Veria Les Créatures de novo aos 18 anos, já morando em São Paulo – e, diabo, logo depois de A Guerra Acabou/La Guerre est Finie de Alain Resnais, e em seguida veria Giulieta dos Espíritos/Giulieta degli Spiriti, de Federico Fellini, e Histórias Extraordinárias/Histoires Extraordinaires, o filme de episódios dirigidos por Fellini, Louis Malle e Roger Vadim.
Eu era um garoto que amava os Beatles, os Rolling Stones e os grandes realizadores do cinema.
Não consigo me lembrar, é claro, do que senti ao ver As Criaturas aos 17 e 18 anos, mas seguramente devo ter adorado. Os garotos adoram uma novidade, um experimento. Devo ter achado aqueles caranguejos uma grande sacada.

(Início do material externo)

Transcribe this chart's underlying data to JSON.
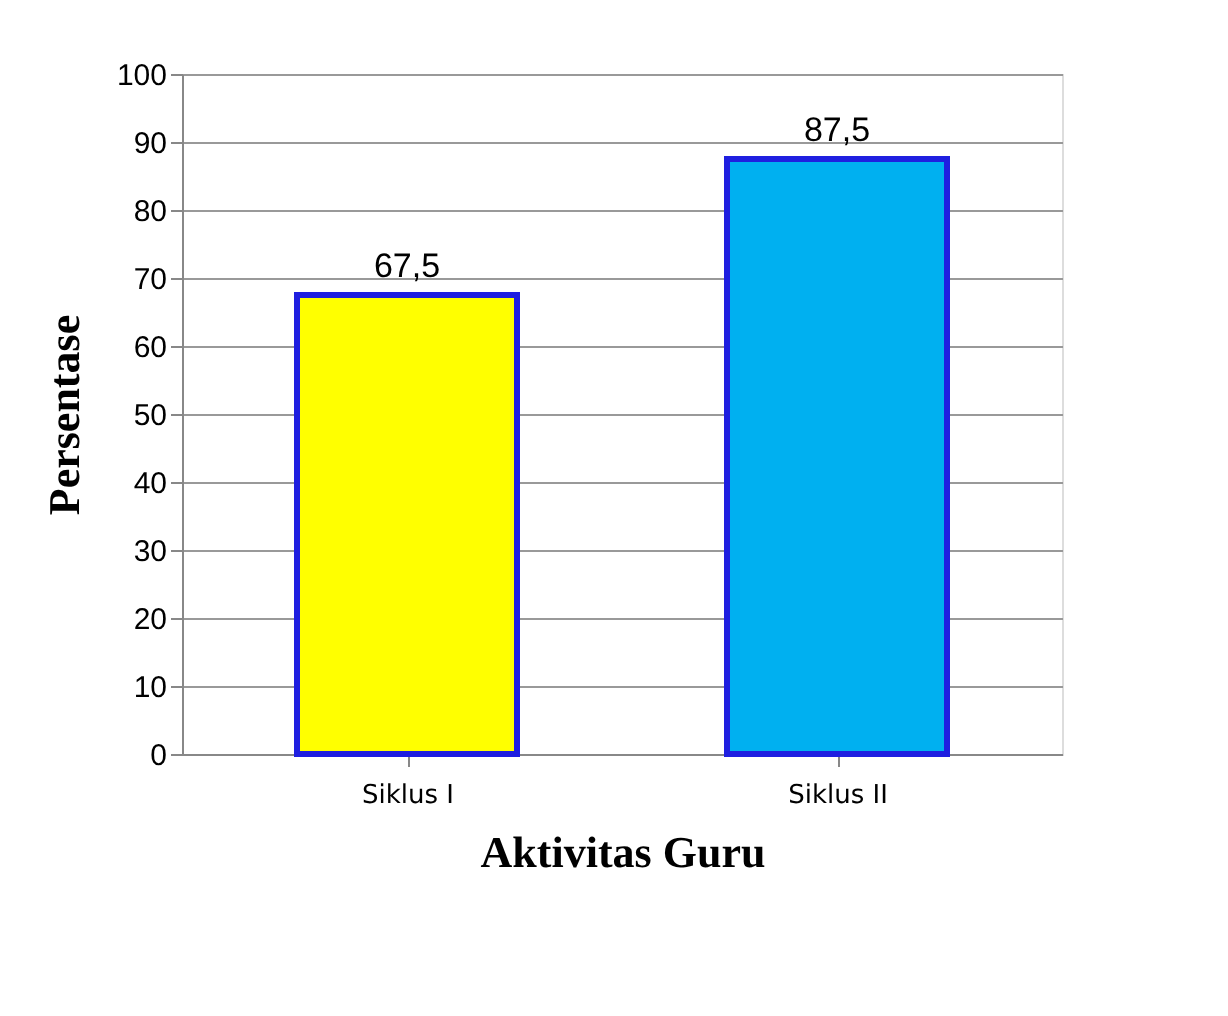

Ao rever o filme agora, achei essas experiências formais da Varda, essa coisa dos caranguejos, dos violinos estridentes, da conversa com o cavalo, isso tudo uma grande bobagem. E até compreendo que Mary tenha desistido do filme e ido fazer algo que achasse mais interessante. Mas não consigo deixar de gostar do filme. Gostei demais de revê-lo agora, nós dois já velhinhos – o filme e eu.
Não tenho vergonha em dizer, no entanto, que prefiro os filmes dessa extraordinária realizadora em que ela nos conta belas histórias com imagens belas e uma narrativa simples, tranquila, escorreita, direta. Sim, prefiro Cléo das 5 às 7, As Duas Faces da Felicidade (de 1962 e 1965, antes, portanto, deste Les Créatures), Duas Mulheres, Dois Destinos/Une Chante, l’Autre Pas (de 1977).
Entre um bom filme cheio de experiências e um bom filme sóbrio, direto e reto, prefiro sempre o segundo. Entre Jean-Luc Godard e François Truffaut, sou Truffaut e dou um milhão de lambuja.
Anotação em janeiro de 2022
As Criaturas/Les Créatures
De Agnès Varda, França-Suécia, 1966
Com Michel Piccoli (Edgar Piccoli),
Catherine Deneuve (Mylène, sua jovem mulher)
e Eva Dahlbeck (Michelle Quellec, a dona do hotel), Marie-France Mignal (Viviane Quellec, a irmã de Michelle), Britta Pettersson (Lucie de Montyon), Ursula Kubler (Vamp), Jeanne Allard (Henriette), Joëlle Gozzi (Suzon), Bernard Lajarrige (o doutor Desteau, amante de Michelle), Lucien Bodard (Monsieur Ducasse, o engenheiro dos gadgets), Pierre Danny (Max Picot, o vendedor bandidinho), Louis Falavigna (Pierre Roland, o cúmplice de Max), Nino Castelnuovo (Jean Modet, o eletricista que namora Viviane), Jacques Charrier (René de Montyon), Robert Ganachaud (Simon, o jovem garçom do hotel), Marie-Thérèse Gervier (Danny), Alain Roy (Quellec, o pai de Michelle e Viviane)
Argumento e roteiro Agnès Varda
Fotografia Willy Kurant, William Lubtchansky e Jean Orjollet
Música Pierre Barbaud; com composições de Henry Purcell
Montagem Janine Verneau
Direção de arte Claude Pignot
Produção Mag Bodard, Parc Films.
P&B, 92 min (1h32)
R, ***
Título em Portugal: Páginas Íntimas.